Why I Started Half Full—And How Motherhood Changed Everything | Half Full
Meg, founder of Half Full

Why I Started Half Full—And How Motherhood Changed Everything

On building the community I wish I'd had, learning what makes me happy, and why we need each other now more than ever

When I launched Half Full during my maternity leave with my second daughter, I didn't have a grand business plan or a perfectly mapped content calendar. What I had was a deep, bone-level need for something I couldn't find: a community of women who understood.

Not just understood motherhood—though that's part of it. But understood the particular ache of wanting more while also wanting to be present. The guilt of building something during naptime. The isolation of feeling like you're the only one Googling "how to start a business with a baby on your hip" at 2 AM. The exhaustion mixed with exhilaration of finally doing the thing you've been thinking about for years.

I started Half Full to build the community I wish I'd had. And what I've discovered through every interview, every newsletter, every DM from a reader, is that there are so many of us searching for exactly this. Not perfection. Not another influencer selling us the dream. Just understanding. Just someone saying, "me too."

"Motherhood expands us in ways we didn't even know were possible."

I am a better person than I was before I became a mom, and I am utterly different. I'm getting to know the new woman in the mirror every day—learning what makes her happy, what lights her up, what she's capable of when she stops apologizing for wanting things. And part of that work is lifting up other women who are doing great things, because womanhood is something to be shared from a fundamental level. We are the village.

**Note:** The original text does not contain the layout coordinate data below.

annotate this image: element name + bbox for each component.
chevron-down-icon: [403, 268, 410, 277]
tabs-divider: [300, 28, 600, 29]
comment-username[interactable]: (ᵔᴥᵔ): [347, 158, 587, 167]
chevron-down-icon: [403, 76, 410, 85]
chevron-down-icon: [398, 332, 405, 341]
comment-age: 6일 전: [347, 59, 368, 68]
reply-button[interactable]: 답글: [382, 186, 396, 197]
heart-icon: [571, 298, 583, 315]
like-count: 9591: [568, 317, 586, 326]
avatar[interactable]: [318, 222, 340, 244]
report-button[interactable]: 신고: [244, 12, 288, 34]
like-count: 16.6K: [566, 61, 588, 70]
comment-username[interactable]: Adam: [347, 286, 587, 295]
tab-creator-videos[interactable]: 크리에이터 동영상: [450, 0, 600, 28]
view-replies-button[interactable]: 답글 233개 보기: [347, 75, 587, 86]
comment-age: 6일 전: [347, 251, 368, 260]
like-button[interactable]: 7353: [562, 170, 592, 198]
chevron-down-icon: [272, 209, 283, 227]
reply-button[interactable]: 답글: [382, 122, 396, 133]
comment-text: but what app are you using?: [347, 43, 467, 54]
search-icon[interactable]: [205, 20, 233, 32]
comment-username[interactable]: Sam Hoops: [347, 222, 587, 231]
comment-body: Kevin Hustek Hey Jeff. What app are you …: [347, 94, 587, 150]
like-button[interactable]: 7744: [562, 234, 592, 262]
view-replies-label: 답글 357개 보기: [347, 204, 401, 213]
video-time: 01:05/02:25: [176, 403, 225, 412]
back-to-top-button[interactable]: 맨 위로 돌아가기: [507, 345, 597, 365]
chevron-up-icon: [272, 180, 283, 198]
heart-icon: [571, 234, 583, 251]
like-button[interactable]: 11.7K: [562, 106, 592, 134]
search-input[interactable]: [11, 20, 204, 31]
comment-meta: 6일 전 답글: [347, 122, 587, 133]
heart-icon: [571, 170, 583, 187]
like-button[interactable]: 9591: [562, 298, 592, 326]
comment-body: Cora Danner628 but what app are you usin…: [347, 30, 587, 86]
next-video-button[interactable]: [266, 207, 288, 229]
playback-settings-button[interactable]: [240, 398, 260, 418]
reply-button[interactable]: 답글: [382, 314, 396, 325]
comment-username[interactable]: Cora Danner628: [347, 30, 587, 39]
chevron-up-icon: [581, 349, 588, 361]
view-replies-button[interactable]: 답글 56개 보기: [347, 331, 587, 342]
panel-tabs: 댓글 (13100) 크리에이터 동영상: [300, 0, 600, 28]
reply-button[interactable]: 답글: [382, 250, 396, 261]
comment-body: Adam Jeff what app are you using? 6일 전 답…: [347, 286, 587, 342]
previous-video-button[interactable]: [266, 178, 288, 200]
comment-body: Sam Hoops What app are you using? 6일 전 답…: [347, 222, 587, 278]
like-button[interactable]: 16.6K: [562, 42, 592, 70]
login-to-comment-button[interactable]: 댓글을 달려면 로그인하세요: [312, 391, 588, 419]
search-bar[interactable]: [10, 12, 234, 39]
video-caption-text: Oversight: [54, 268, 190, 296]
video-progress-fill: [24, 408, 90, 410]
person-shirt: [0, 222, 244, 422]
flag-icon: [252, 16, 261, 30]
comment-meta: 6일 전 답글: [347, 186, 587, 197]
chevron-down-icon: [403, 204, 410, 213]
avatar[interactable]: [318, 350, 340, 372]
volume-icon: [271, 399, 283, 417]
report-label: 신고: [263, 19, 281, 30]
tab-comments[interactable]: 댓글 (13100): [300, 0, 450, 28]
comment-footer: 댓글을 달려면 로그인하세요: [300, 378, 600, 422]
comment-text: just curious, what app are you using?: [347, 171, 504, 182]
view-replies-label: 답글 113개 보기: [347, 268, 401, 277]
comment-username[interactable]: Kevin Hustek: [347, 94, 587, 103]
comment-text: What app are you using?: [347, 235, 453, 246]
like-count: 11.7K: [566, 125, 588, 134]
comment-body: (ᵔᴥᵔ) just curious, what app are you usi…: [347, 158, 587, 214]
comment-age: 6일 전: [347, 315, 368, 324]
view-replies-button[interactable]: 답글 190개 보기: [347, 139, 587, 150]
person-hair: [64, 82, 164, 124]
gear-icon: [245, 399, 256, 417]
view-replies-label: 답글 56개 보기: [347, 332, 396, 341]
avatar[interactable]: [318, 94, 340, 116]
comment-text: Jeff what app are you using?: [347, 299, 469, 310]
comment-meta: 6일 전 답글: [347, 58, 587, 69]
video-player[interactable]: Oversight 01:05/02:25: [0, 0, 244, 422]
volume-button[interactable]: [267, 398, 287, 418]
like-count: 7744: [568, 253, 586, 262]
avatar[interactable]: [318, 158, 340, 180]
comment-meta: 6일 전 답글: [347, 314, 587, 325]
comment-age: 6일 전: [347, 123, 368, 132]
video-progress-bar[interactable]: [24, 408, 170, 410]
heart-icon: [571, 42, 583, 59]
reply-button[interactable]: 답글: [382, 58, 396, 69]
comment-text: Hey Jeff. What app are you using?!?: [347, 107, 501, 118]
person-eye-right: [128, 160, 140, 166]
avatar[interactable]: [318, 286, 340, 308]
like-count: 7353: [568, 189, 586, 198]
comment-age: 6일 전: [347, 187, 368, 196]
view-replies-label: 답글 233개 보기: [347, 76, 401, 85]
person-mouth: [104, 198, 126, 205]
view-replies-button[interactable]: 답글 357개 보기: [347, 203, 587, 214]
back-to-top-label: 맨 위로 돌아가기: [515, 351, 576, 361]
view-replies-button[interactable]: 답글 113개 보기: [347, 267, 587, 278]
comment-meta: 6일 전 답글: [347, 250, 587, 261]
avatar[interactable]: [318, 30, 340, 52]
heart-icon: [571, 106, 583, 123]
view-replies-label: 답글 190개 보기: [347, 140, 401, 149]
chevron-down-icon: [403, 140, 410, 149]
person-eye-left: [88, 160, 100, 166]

What Half Full Is Really About

Creating space where women can see and hear themselves reflected back—in the mom who launched her business from her kitchen table, in the entrepreneur balancing Zoom calls and toddler tantrums, in the writer finishing her manuscript at 3 AM with a baby on her lap. I am hopeful that in these stories, you find the moments you need most. The permission. The validation. The spark.

I have big plans for Half Full in the next year—podcasts, deeper features, more ways to connect this incredible community we're building. But more than anything, I'm deeply grateful. To those of you who are already here, reading these stories, sharing them, showing up. And to those of you who are passing the word along, bringing more women into this space we're creating together.

What I've Learned

Here's what I've learned interviewing mom entrepreneurs and building this newsletter: We're not meant to do this alone. The isolation so many of us feel isn't a personal failing—it's a systemic gap. And we can fill it. One story at a time. One honest conversation at a time. One "me too" at a time.

This is the village. You're part of it. And I'm so glad you're here.